What I learned from seeing Tosca at the Wiesbaden Opera House last Friday night was that it's actually best not to know what they're singing about at all. To set the scene: my father-in-law, in celebration of his eldest daughter's birthday, had very generously invited us all to an evening out at the Wiesbaden Opera House (also known as the Hessisches Staatstheater, or Hessen State Theatre), which was built at the end of the 19th century and is inside, quite simply, exquisite. It may in fact be the most beautiful theatre I've ever had the pleasure of visiting. I took the liberty of taking a few snaps of the bar...
See what I mean? The setting was positively luxurious. The company, of course, was fabulous, though sadly lacking a mini-Dietz, who was arriving as another birthday treat the following morning. And the performance? Well. I have to say that although the whole experience was an enormous treat and the atmosphere, music and the Sekt at half time were all second to none, all in all, this version of Tosca didn't exactly blow me away. Since I wasn't familiar with the story, it was initially rather exciting to discover, upon the curtain rising and the first note being belted out by a small man limping bleeding across the stage, that there were to be subtitles accompanying the performance. Subtitles. At the opera. Who knew?! Following a short investigation, it turns out that it's the norm here, and they were very neatly projected above the stage, line for line, white on black, so that we had some sort of an idea of what was going on. Except I'm not sure they really helped. All that happened was that all those rich and round-vowelled, passionately-projected lines of Italian that I imagined to be deeply poetic and chest-tremblingly moving turned out to be "Do you have a spare key?" "Yes it's on the sideboard" "I painted this lady whilst she wasn't looking" etc. It's also quite exhausting trying to watch what was going on on the stage, read the subtitles 20 metres above it, make mental notes to ask the meaning of words I was unfamiliar with (my German torture vocab isn't up to much, apparently) and then try to combine on-stage action with above-stage subtitle in order to work out what on earth was going on.
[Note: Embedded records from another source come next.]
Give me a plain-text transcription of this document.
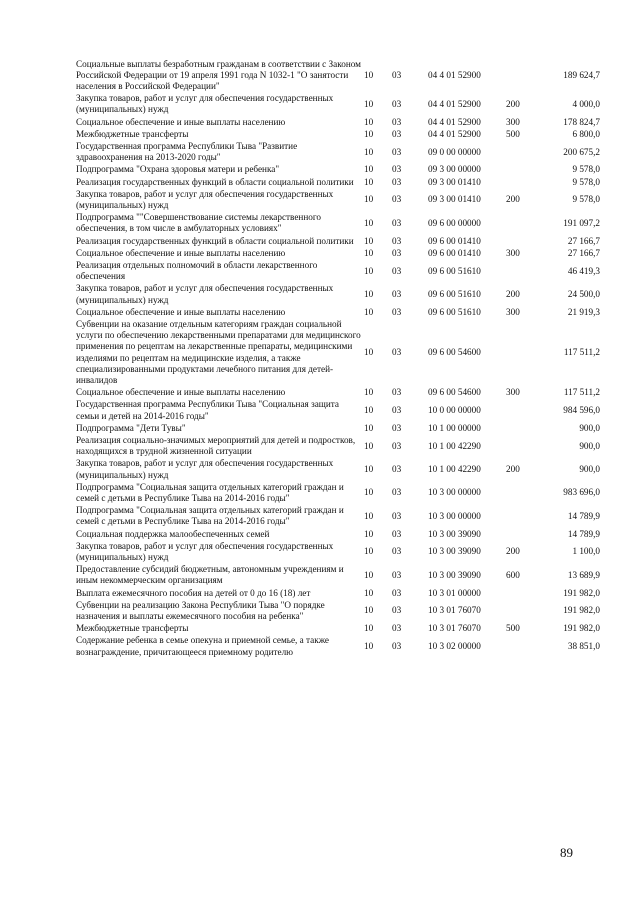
Социальные выплаты безработным гражданам в соответствии с Законом Российской Федерации от 19 апреля 1991 года N 1032-1 "О занятости населения в Российской Федерации"	10	03	04 4 01 52900		189 624,7
Закупка товаров, работ и услуг для обеспечения государственных (муниципальных) нужд	10	03	04 4 01 52900	200	4 000,0
Социальное обеспечение и иные выплаты населению	10	03	04 4 01 52900	300	178 824,7
Межбюджетные трансферты	10	03	04 4 01 52900	500	6 800,0
Государственная программа Республики Тыва "Развитие здравоохранения на 2013-2020 годы"	10	03	09 0 00 00000		200 675,2
Подпрограмма "Охрана здоровья матери и ребенка"	10	03	09 3 00 00000		9 578,0
Реализация государственных функций в области социальной политики	10	03	09 3 00 01410		9 578,0
Закупка товаров, работ и услуг для обеспечения государственных (муниципальных) нужд	10	03	09 3 00 01410	200	9 578,0
Подпрограмма ""Совершенствование системы лекарственного обеспечения, в том числе в амбулаторных условиях"	10	03	09 6 00 00000		191 097,2
Реализация государственных функций в области социальной политики	10	03	09 6 00 01410		27 166,7
Социальное обеспечение и иные выплаты населению	10	03	09 6 00 01410	300	27 166,7
Реализация отдельных полномочий в области лекарственного обеспечения	10	03	09 6 00 51610		46 419,3
Закупка товаров, работ и услуг для обеспечения государственных (муниципальных) нужд	10	03	09 6 00 51610	200	24 500,0
Социальное обеспечение и иные выплаты населению	10	03	09 6 00 51610	300	21 919,3
Субвенции на оказание отдельным категориям граждан социальной услуги по обеспечению лекарственными препаратами для медицинского применения по рецептам на лекарственные препараты, медицинскими изделиями по рецептам на медицинские изделия, а также специализированными продуктами лечебного питания для детей-инвалидов	10	03	09 6 00 54600		117 511,2
Социальное обеспечение и иные выплаты населению	10	03	09 6 00 54600	300	117 511,2
Государственная программа Республики Тыва "Социальная защита семьи и детей на 2014-2016 годы"	10	03	10 0 00 00000		984 596,0
Подпрограмма "Дети Тувы"	10	03	10 1 00 00000		900,0
Реализация социально-значимых мероприятий для детей и подростков, находящихся в трудной жизненной ситуации	10	03	10 1 00 42290		900,0
Закупка товаров, работ и услуг для обеспечения государственных (муниципальных) нужд	10	03	10 1 00 42290	200	900,0
Подпрограмма "Социальная защита отдельных категорий граждан и семей с детьми в Республике Тыва на 2014-2016 годы"	10	03	10 3 00 00000		983 696,0
Подпрограмма "Социальная защита отдельных категорий граждан и семей с детьми в Республике Тыва на 2014-2016 годы"	10	03	10 3 00 00000		14 789,9
Социальная поддержка малообеспеченных семей	10	03	10 3 00 39090		14 789,9
Закупка товаров, работ и услуг для обеспечения государственных (муниципальных) нужд	10	03	10 3 00 39090	200	1 100,0
Предоставление субсидий бюджетным, автономным учреждениям и иным некоммерческим организациям	10	03	10 3 00 39090	600	13 689,9
Выплата ежемесячного пособия на детей от 0 до 16 (18) лет	10	03	10 3 01 00000		191 982,0
Субвенции на реализацию Закона Республики Тыва "О порядке назначения и выплаты ежемесячного пособия на ребенка"	10	03	10 3 01 76070		191 982,0
Межбюджетные трансферты	10	03	10 3 01 76070	500	191 982,0
Содержание ребенка в семье опекуна и приемной семье, а также вознаграждение, причитающееся приемному родителю	10	03	10 3 02 00000		38 851,0
89
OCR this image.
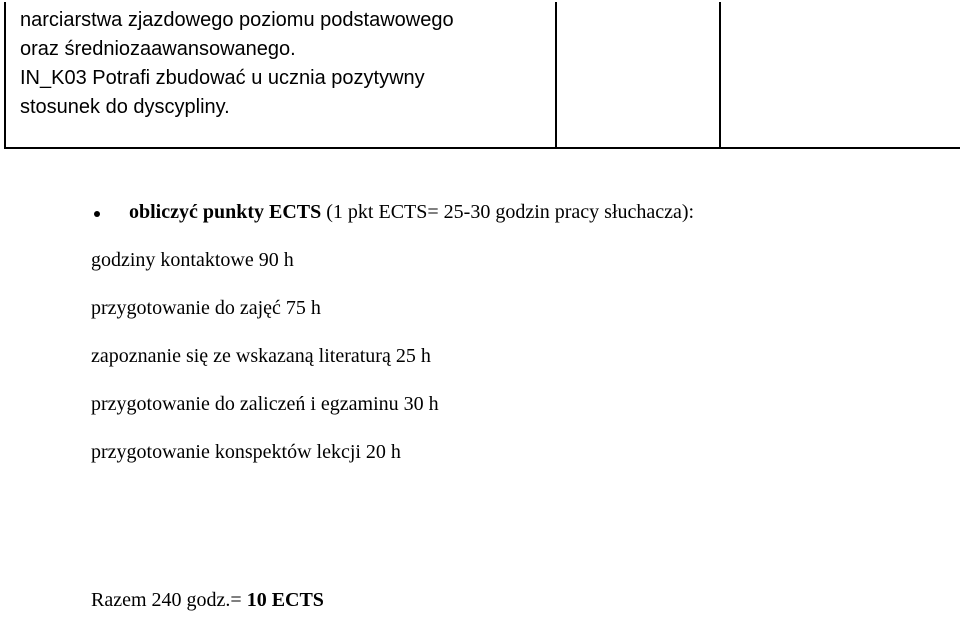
narciarstwa zjazdowego poziomu podstawowego
oraz średniozaawansowanego.
IN_K03 Potrafi zbudować u ucznia pozytywny
stosunek do dyscypliny.

obliczyć punkty ECTS (1 pkt ECTS= 25-30 godzin pracy słuchacza):
godziny kontaktowe 90 h
przygotowanie do zajęć 75 h
zapoznanie się ze wskazaną literaturą 25 h
przygotowanie do zaliczeń i egzaminu 30 h
przygotowanie konspektów lekcji 20 h
Razem 240 godz.= 10 ECTS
And so about half an hour in I gave up trying. Because in my opinion, aside from the fact that my whirring cognitive processes somewhat detracted from an otherwise very comfortable experience, opera shouldn't be enjoyed line for line, it should be enjoyed for its grandiose aurals, extravagant visuals, and the whole over-the-top, escapist, dramatic shebang. The story of Tosca is a fierce one of love, passion, jealousy and death that is hugely dramatic, and if you follow the words too closely (and they've been translated into a less romantic-sounding language, perhaps), somehow when you get to the end of the tale and everyone's either shot in the head and sprawled dramatically stage right or is being kicked somewhat feebly to death stage left, you sort of wonder what the point of it all was. Because in this particular instance, sadly, it wasn't really in the performance itself. To prove my point: the second half of the performance was extraordinarily brief and its end, when it came, was so profoundly limp and anti-climactic that despite the fact that the curtain was drawing across the two lead characters as they lay dead on the floor and everyone else in the audience had started clapping, we still weren't entirely convinced it was over.
Anyhow, just to make sure we're all on clear on this: I may be being a bit rude about it, but I'm not saying I didn't enjoy it. I adored Puccini's score - the orchestra was excellent - and the heaving bosom of Tosca herself was mesmerising. Her solo bit at the end of the first half was also hugely impressive. And of course it was an honour to just be there, all glammed up and seated amongst Wiesbaden's finest (sort of) in such a beautifully ornate auditorium. But still, my favourite moment came at the end of the show after the first curtain call, when heavy red velvet cut off extensive cast from half-filled auditorium, and the audience leaped to their feet and started hurrying towards the doors: when the curtain came back up in expectation of a second round of enthusiastic applause, the poor cast were confronted with several rows of empty seats and a herd of people running for the exits. Admittedly painful to watch (we were still seated and applauding; one or two audience members embarrassedly pretended they were giving a standing ovation), but it rather appealed to my sense of humour.